February 16, 2026
When the spec hits the fan
What every compiler writer should know about programmers (Anton Ertl, 2015) [pdf]
Programmers vs compilers: stop breaking working code
TLDR: Anton Ertl’s throwback argues compilers use “undefined behavior” to justify risky optimizations that help benchmarks a little but break real code. The comments split between “compilers are overreaching,” “the standards people hold the power,” “just add bounds checks,” and “ditch C for safer languages,” highlighting a battle over speed vs reliability.
A 2015 firebrand PDF from Anton Ertl is back on the feed, and the comments are a battlefield. Ertl’s claim: modern C compilers use “undefined behavior” (when the rules don’t say what happens) as a free pass to rewrite your app, chasing a tiny 1.7% benchmark bump while breaking real, working code. Cue the chorus of “we’ve been here before,” with 2016 and 2019 debates resurfacing via ameliaquining.

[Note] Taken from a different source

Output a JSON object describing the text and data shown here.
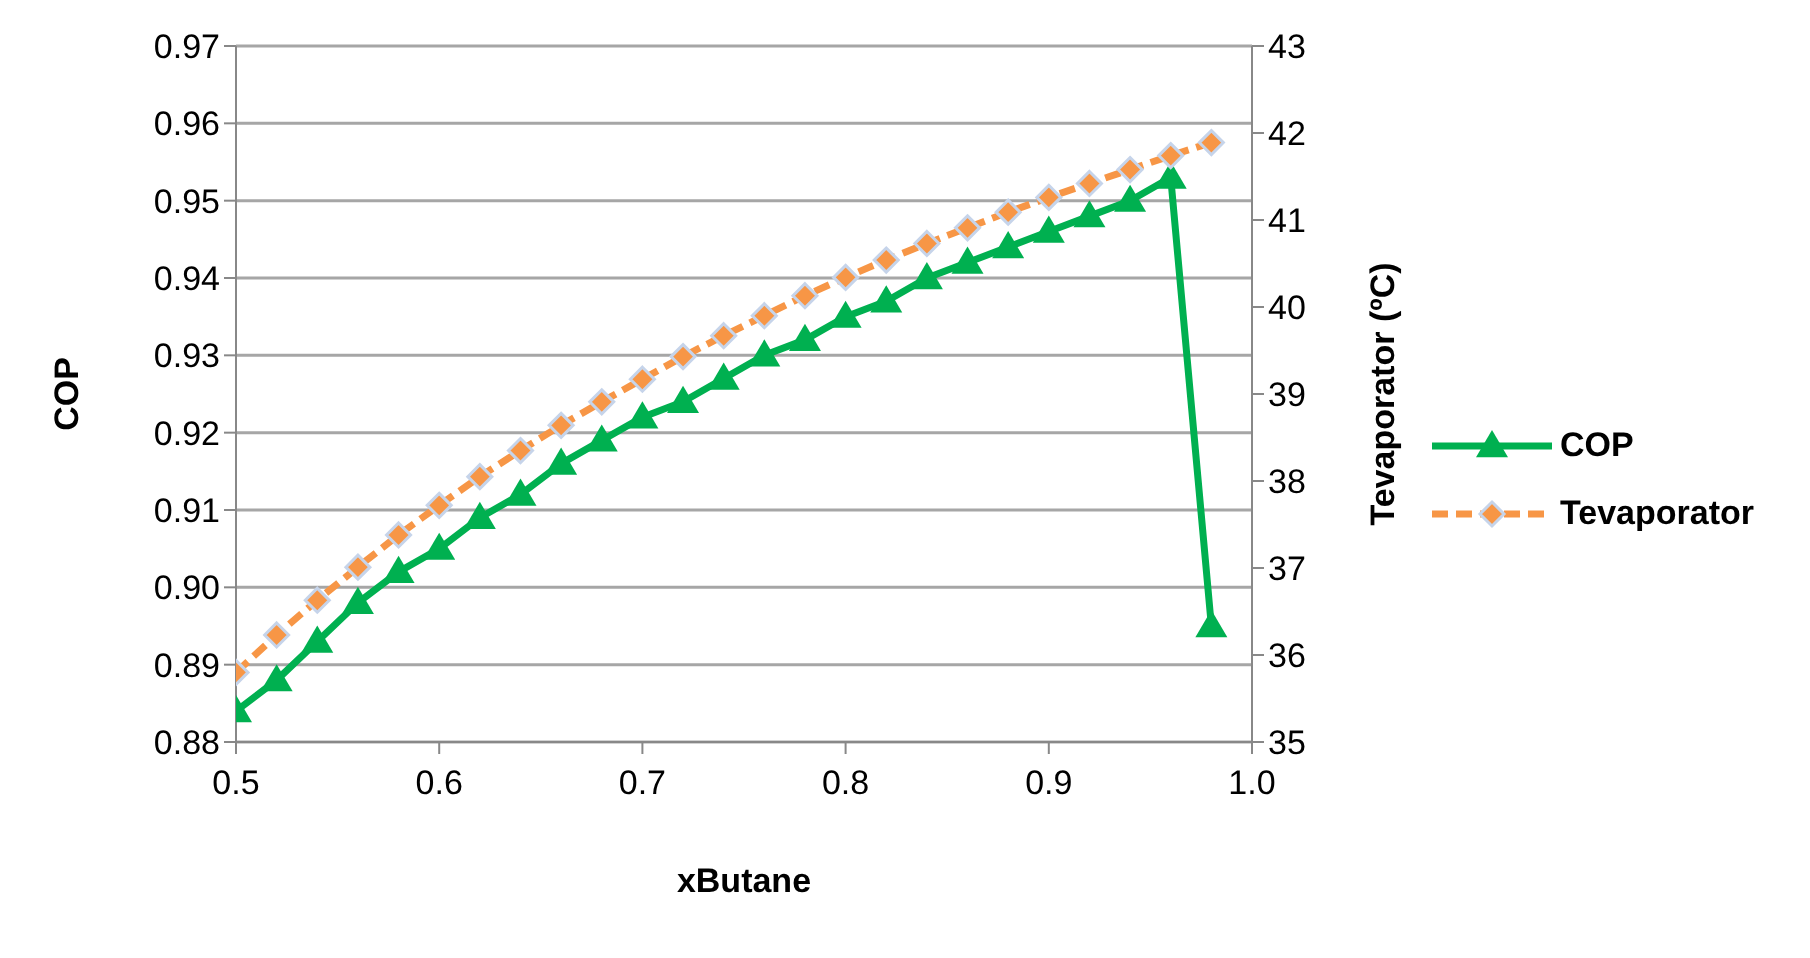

The hottest take? zephen calls the whole “we can do anything on UB” mindset “rubbish,” linking a spicy counterargument: “Undefined behavior in C is a reading error”. Meanwhile, Joker_vD drops the cynical truth bomb: power wins—standard writers and compiler authors decide how compilers behave, and that’s that. Animats reduces the drama to basics: most examples are just missing bounds checks, as in “don’t run past the end of your list.” And then Panzerschrek throws the table: use a different language with fewer “gotchas.” Translation: Rust just entered the chat.
The thread turns meme-y fast: “A sufficiently advanced compiler is indistinguishable from an adversary” becomes the day’s slogan; “SPEC-only diet” jokes fly; and someone calls UB Schrödinger’s bug—it both exists and does not until the optimizer “helps.” The vibe? Half fed up, half fatalistic, and 100% entertained.
Key Points
- •The paper argues C compilers increasingly treat code with undefined behavior as fair game for arbitrary transformations, breaking previously working programs.
- •Ertl distinguishes C⋆ (hardware-near practice), “C” (strictly conforming UB-free subset), and Cbench (benchmark-focused subset) to frame the mismatch between programmer expectations and compiler behavior.
- •Measured benchmark gains from UB-based optimizations are small (e.g., 1.017× with Clang-3.1 on SPECint 2006).
- •Converting production C⋆ code to strictly conforming “C” imposes significant developer effort, can increase code size, and may reduce performance.
- •The paper claims focusing on programmer-led, source-level optimizations can yield much larger performance improvements than UB-based compiler optimizations.